Cela allait de pair avec une incessante propagande en faveur de Mao Zedong qui serait un nouveau « pic », un « génie », etc. C’était un moyen d’en faire une figure vidée de sens et justifiant la main-mise de l’armée.

On était passé ici d’une approche de soutien à Mao Zedong sur un mode unilatéral, dont le Petit Livre Rouge mis en place par Lin Piao était le symbole, à une position d’ultra-droite.

Mao réfuta cette initiative pro-armée et commença à remettre de l’ordre en faisant reculer les prérogatives de l’armée. Parallèlement, le Parti désorganisé par les affrontements à partir de 1966 se réorganisa ; entre novembre 1970 et août 1971, l’ensemble des comités au niveau des provinces était reconstitué.

Cela provoqua une situation de cristallisation et d’opposition entre le Parti en réaffirmation et l’armée.

La situation était d’autant plus tendue qu’au sein du Parti, l’armée tenait un nombre essentiel de postes : 13 postes au Bureau Politique sur 25, 64 postes au Comité Central sur 170, 21 postes de président des Comités Révolutionnaires au niveau des provinces sur 29 (et 90 sur 250 pour les postes de vice-président), 22 postes de premier secrétaire des Comités provinciaux du Parti syr 29 (et 95 postes de secrétaires sur 158).
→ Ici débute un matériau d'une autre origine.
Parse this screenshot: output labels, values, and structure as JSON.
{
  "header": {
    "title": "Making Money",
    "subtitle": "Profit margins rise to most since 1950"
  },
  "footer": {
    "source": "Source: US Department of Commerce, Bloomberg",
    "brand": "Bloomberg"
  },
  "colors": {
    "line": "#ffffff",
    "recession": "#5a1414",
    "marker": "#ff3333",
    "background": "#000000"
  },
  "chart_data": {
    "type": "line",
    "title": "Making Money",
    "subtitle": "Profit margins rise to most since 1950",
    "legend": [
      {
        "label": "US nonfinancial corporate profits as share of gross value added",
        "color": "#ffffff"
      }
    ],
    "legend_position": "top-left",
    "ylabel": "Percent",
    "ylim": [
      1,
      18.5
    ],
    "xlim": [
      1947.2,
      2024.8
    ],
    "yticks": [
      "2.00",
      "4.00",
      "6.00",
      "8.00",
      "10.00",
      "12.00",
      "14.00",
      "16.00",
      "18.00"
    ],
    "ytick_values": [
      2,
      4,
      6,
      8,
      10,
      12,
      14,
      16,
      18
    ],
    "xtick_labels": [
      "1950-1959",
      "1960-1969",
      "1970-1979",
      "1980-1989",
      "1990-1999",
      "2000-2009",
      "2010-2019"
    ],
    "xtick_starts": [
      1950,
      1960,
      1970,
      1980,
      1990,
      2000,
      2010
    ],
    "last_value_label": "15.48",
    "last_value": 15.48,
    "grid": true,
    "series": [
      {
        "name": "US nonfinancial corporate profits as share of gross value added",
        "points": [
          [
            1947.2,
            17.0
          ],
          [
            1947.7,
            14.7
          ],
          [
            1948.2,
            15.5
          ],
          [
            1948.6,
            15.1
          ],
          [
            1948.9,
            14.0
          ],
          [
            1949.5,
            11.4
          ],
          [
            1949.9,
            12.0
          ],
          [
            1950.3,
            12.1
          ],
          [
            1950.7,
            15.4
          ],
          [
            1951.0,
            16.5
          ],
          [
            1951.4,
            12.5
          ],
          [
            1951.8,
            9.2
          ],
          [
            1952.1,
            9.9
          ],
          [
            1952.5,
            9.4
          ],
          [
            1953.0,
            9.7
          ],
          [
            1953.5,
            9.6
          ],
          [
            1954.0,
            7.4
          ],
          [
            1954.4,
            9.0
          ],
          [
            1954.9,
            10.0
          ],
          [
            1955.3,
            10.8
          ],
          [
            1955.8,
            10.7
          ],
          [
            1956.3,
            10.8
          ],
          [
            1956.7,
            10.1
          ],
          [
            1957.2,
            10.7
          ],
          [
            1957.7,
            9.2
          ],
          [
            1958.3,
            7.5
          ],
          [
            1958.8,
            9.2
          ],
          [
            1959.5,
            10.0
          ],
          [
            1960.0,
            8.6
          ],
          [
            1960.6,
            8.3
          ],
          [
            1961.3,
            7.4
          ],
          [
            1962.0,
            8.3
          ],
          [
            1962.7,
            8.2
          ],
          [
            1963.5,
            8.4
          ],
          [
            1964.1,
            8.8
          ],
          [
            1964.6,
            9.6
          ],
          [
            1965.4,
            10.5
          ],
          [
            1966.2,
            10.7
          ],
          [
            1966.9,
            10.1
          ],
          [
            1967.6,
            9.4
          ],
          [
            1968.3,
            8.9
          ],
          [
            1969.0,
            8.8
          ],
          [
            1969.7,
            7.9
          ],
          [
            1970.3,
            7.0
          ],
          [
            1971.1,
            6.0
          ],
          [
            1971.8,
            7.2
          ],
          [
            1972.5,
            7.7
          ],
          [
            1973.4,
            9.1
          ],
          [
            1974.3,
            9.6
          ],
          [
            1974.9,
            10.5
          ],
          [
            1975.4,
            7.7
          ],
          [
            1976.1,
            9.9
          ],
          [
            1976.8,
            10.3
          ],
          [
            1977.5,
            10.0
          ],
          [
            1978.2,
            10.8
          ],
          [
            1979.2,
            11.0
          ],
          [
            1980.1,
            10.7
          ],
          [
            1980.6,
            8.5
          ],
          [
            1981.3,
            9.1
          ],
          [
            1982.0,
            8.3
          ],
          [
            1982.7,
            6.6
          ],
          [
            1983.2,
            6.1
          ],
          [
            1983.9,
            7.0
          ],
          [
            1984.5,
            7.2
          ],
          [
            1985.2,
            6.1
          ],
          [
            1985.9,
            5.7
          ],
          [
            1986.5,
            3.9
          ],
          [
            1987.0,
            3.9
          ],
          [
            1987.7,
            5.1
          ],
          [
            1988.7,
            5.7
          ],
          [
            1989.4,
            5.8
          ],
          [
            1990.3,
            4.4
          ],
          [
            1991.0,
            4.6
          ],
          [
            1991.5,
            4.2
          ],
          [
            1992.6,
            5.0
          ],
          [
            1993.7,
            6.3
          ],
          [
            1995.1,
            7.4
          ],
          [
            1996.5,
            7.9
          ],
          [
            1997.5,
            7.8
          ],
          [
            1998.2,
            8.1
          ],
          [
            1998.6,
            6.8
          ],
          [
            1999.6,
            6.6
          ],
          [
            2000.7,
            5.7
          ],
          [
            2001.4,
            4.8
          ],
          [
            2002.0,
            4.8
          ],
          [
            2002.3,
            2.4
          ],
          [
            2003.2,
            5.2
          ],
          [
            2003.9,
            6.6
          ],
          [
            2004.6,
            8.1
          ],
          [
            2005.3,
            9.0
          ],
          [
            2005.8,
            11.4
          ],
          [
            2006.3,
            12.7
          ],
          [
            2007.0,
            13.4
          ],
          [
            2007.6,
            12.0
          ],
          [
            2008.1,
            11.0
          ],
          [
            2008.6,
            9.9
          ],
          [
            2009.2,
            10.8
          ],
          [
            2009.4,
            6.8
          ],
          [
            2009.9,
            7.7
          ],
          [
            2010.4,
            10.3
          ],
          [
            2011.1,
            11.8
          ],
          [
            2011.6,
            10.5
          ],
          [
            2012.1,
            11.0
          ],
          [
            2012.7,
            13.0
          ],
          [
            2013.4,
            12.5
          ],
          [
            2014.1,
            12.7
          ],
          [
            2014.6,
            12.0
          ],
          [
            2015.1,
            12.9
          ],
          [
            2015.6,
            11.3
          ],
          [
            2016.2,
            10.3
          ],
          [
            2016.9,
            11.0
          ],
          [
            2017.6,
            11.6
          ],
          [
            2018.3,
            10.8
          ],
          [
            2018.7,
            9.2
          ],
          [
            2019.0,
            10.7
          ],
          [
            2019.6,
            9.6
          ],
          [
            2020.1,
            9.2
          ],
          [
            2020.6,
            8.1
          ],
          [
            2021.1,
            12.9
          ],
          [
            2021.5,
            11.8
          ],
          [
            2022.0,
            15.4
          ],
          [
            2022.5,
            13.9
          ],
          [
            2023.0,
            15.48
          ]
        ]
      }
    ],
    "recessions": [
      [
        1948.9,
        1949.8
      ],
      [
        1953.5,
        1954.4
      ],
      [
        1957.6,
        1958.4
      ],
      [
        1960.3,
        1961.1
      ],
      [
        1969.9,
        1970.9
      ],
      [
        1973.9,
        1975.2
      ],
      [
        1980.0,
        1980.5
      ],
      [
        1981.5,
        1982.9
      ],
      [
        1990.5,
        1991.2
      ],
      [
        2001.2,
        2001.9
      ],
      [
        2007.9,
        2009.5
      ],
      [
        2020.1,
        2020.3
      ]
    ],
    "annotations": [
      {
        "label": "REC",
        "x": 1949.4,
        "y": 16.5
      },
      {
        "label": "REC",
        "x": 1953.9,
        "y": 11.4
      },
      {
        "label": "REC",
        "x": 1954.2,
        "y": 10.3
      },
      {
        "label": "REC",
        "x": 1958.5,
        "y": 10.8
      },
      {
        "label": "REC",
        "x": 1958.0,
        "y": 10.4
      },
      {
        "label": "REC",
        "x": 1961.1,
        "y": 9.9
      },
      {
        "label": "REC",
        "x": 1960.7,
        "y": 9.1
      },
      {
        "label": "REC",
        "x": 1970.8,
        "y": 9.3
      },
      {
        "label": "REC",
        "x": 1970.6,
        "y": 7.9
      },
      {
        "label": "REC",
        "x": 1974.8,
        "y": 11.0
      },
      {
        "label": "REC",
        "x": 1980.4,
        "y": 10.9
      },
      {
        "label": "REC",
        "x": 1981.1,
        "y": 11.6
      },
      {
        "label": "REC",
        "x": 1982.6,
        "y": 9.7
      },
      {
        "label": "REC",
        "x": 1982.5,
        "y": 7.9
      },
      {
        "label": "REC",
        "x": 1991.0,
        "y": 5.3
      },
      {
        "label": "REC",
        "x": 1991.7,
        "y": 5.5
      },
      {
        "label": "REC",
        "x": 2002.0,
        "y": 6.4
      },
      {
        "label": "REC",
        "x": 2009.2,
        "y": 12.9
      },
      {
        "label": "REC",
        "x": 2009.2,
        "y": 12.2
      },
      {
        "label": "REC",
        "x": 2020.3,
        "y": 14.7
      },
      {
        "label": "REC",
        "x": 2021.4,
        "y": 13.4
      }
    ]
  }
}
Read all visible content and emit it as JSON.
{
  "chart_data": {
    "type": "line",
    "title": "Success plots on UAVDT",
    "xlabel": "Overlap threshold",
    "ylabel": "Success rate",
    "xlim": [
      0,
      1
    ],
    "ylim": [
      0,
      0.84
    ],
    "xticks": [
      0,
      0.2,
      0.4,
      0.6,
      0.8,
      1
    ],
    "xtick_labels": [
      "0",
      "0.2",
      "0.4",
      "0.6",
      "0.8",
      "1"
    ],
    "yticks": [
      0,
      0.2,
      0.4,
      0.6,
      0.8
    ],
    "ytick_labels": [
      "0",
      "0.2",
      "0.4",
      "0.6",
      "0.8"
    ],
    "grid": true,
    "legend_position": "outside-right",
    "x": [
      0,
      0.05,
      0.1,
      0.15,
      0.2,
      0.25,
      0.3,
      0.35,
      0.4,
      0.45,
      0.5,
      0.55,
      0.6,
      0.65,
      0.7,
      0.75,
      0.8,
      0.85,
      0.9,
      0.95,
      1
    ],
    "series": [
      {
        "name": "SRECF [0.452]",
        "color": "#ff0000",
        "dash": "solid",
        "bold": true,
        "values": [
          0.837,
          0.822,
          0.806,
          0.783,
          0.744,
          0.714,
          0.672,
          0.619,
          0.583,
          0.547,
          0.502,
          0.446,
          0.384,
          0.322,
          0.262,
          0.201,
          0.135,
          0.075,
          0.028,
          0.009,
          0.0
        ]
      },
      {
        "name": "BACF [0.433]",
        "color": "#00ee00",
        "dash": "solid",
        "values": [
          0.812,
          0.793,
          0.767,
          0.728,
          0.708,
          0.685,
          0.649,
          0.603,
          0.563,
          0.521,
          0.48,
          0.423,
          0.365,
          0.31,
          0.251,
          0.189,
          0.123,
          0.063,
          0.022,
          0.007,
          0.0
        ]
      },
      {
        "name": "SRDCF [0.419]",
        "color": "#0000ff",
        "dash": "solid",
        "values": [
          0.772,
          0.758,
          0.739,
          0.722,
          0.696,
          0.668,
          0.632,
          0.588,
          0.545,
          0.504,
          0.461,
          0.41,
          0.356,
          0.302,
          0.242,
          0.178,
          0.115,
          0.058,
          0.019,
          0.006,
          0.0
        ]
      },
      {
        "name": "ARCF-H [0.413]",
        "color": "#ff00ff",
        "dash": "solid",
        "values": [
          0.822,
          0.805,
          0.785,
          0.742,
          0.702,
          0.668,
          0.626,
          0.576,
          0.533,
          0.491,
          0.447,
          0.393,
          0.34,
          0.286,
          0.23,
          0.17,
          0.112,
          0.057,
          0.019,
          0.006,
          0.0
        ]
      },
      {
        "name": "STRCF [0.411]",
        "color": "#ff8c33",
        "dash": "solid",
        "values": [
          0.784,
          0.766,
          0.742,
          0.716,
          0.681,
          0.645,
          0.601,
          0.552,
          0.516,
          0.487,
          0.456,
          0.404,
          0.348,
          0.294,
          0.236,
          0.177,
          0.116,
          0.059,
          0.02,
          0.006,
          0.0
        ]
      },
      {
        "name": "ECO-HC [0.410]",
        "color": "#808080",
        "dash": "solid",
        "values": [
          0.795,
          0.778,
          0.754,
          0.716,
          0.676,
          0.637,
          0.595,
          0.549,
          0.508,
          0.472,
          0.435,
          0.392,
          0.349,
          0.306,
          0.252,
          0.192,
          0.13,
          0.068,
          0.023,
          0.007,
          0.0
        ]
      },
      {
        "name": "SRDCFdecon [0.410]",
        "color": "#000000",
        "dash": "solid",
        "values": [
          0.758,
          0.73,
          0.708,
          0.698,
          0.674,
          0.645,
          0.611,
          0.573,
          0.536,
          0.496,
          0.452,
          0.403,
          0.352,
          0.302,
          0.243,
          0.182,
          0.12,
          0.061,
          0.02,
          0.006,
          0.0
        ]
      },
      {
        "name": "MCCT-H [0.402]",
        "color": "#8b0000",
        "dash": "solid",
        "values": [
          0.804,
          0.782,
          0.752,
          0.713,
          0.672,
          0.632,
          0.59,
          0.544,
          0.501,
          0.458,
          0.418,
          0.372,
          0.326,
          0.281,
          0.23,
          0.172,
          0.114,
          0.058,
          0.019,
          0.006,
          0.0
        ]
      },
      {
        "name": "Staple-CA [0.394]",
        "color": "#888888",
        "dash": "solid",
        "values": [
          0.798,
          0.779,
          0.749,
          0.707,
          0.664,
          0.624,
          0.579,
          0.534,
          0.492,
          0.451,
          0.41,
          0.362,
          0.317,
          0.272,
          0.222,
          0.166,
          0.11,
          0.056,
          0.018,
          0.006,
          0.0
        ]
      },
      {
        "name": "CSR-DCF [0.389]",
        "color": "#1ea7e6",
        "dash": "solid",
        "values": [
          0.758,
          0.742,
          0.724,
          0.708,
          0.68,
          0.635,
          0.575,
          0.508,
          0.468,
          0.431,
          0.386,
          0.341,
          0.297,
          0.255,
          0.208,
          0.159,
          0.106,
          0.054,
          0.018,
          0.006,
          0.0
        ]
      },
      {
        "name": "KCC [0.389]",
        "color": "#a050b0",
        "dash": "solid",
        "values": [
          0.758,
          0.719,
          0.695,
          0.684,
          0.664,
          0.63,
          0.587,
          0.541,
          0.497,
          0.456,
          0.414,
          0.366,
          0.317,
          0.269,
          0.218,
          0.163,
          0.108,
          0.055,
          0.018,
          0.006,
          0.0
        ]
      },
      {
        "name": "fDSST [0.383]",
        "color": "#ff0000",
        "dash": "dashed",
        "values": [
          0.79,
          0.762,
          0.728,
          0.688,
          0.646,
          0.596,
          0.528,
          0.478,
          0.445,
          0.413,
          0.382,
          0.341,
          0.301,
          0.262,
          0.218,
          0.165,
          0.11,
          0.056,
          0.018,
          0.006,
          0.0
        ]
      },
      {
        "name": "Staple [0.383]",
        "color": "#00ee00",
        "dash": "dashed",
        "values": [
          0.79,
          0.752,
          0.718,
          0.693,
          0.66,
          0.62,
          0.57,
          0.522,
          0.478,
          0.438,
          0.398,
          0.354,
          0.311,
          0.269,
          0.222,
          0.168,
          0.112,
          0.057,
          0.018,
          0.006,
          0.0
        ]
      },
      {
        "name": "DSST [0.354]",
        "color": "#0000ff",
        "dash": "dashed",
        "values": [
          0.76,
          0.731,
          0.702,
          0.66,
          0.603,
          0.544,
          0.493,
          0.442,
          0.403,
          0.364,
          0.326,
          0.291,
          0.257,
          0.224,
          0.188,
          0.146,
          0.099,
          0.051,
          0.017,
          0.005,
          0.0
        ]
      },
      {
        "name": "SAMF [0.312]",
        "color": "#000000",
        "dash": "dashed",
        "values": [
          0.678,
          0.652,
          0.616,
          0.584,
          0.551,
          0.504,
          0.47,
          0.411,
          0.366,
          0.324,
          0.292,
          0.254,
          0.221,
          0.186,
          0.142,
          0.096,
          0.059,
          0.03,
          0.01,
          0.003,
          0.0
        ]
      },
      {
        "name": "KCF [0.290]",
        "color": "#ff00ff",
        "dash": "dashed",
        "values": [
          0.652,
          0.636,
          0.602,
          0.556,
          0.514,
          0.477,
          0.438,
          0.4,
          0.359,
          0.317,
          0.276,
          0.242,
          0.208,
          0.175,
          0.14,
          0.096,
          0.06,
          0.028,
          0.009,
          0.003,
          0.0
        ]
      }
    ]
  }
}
La ligne de Mao Zedong l’emportait cependant inlassablement et la fraction de l’armée la plus opportuniste tenta le tout pour le tout. Lors du premier mai 1971, Lin Piao n’apparut qu’une minute et en septembre, il tenta un coup d’État passant par l’assassinat de Mao Zedong.

Ce fut l’échec et Lin Piao tenta de se réfugier en URSS, mais son avion se crasha en Mongolie le 13 septembre.